Except why would it? I’m the one who turned my back.
I told the flame to fuck off. To leave me alone.
I told it no more, and now I’m surprised, angry, that it appeared to listen.
The power humming under my palms is the same as before—hot, old, steady—but I am not the same.
The court is not the same. She changed everything. And the flame does nothing.
“Why?” I demand, louder now. “Why her? What do you want from her?”

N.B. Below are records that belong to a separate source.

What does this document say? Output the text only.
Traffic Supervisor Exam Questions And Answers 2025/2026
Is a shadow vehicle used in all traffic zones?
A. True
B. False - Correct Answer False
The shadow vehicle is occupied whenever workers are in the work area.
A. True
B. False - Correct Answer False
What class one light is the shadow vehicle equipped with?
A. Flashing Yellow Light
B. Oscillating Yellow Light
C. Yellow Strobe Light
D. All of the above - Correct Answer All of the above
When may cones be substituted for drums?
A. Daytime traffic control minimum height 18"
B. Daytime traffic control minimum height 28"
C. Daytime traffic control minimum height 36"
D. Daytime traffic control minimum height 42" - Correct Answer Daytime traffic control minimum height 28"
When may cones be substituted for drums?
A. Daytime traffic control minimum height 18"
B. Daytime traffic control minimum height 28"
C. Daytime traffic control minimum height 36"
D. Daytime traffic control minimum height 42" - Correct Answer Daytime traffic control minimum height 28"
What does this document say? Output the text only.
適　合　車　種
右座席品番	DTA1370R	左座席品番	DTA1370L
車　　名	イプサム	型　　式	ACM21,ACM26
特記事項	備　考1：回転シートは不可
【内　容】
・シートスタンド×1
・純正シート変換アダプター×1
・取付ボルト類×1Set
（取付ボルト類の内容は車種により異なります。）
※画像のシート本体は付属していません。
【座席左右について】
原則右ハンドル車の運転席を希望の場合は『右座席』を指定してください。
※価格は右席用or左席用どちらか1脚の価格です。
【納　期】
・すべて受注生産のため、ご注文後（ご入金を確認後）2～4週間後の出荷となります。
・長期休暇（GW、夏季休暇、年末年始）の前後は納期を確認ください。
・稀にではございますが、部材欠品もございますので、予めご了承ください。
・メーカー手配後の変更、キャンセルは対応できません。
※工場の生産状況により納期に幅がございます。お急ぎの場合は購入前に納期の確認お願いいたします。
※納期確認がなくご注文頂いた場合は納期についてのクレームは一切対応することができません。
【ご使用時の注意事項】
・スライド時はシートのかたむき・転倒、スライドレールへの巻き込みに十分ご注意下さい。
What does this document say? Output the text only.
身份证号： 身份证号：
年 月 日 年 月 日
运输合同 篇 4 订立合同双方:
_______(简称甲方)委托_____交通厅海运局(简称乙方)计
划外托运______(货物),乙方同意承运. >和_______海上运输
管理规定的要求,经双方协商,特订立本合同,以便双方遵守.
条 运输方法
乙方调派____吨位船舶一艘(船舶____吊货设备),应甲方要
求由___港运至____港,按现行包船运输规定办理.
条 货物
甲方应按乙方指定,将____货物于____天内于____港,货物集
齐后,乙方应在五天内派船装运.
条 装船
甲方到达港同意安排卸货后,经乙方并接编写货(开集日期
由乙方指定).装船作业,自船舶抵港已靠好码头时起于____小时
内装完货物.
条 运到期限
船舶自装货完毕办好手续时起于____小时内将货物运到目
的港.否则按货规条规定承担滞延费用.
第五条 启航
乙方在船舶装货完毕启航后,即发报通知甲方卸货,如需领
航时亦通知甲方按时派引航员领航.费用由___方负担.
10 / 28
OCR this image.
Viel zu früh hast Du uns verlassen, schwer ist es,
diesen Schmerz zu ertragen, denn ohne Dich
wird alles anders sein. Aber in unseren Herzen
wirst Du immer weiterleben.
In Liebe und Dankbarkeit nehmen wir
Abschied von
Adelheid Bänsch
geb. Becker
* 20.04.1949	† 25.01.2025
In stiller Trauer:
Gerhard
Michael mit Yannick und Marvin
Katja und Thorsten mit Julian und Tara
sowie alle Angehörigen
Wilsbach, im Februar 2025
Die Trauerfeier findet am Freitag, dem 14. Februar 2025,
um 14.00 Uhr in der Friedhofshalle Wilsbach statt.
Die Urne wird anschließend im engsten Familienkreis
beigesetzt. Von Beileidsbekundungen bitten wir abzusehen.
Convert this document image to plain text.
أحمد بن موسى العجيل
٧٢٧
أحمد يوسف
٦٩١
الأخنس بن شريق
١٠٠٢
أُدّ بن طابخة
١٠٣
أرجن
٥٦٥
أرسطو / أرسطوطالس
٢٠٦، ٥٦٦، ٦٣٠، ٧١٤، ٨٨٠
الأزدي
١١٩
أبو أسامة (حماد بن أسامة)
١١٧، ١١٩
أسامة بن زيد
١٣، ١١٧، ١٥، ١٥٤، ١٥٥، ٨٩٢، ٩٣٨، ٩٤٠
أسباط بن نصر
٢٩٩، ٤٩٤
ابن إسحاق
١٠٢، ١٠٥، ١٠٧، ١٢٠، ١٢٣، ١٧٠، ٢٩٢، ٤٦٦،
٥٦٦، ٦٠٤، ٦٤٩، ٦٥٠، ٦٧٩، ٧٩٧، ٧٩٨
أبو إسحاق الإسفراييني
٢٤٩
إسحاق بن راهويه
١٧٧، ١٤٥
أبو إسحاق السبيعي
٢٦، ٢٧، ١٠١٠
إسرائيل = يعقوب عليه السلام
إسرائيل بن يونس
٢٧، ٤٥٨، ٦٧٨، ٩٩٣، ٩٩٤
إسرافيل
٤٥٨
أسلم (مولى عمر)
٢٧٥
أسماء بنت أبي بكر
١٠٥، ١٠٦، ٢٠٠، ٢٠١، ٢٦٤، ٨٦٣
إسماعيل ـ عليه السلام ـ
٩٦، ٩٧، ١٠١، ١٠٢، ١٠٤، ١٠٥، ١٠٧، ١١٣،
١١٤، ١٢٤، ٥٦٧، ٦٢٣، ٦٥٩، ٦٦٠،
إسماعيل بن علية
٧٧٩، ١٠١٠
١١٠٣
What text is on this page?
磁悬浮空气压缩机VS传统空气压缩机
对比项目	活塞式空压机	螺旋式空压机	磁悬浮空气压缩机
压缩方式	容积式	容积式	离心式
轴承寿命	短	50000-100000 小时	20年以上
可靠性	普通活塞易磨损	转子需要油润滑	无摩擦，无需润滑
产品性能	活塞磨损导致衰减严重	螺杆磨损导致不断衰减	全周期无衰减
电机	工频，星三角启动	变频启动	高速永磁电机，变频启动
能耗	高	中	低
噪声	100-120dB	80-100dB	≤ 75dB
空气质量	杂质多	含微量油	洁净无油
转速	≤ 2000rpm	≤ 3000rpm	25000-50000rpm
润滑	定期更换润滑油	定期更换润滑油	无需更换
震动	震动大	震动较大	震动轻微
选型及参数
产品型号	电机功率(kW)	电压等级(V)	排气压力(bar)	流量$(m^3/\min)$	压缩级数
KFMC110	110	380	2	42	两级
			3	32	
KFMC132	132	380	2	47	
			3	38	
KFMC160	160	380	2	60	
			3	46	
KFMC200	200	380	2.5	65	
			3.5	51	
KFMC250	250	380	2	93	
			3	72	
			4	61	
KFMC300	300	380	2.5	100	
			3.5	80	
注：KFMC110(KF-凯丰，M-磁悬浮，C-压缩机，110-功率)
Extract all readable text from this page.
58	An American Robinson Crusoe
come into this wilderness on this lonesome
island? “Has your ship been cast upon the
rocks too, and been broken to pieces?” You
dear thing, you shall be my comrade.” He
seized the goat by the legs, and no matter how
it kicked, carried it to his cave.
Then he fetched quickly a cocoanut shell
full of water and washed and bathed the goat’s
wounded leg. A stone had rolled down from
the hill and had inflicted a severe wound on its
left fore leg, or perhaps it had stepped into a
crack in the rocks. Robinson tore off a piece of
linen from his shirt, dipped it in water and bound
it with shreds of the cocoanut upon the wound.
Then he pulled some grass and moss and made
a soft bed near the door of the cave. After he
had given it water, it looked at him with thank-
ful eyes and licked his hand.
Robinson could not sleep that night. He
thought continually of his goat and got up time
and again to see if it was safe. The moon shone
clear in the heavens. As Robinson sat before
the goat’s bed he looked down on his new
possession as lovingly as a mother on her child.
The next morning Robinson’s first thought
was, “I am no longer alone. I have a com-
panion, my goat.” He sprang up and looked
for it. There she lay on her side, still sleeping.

I slam my palm against the brazier rim. The fire flares slightly—more from my movement than any true response. Still no voice. Still no sign. Just the weight of old magic sitting on its throne of silence. Mocking me.
“She doesn’t belong here,” I bite. “She’s not trained. She doesn’t know what the Rite demands. She doesn’t even know what we are.” My heart pounds against my ribs. “I told you I wouldn’t burn again. I told you I wouldn’t let you use me. So, you found someone else.”
I step back, breathing hard, chest rising with every word.
“I see it now. I see your game.” The rage is hot, brittle, crawling up my spine. “Fine. Pick her. Mark her. Watch her die. See if that saves your kingdom.”
I turn away, take two steps, and stop.
Because I can’t. Because underneath all of it—under the fury, the logic, the refusal—I feel the crack forming.
It starts in my chest and spreads. I brace one hand against the wall, breathe hard, force the tremor down.
But it’s there and I hate it because I know what it means.
I’m lying. To myself, to the flame, to Solonar and my father.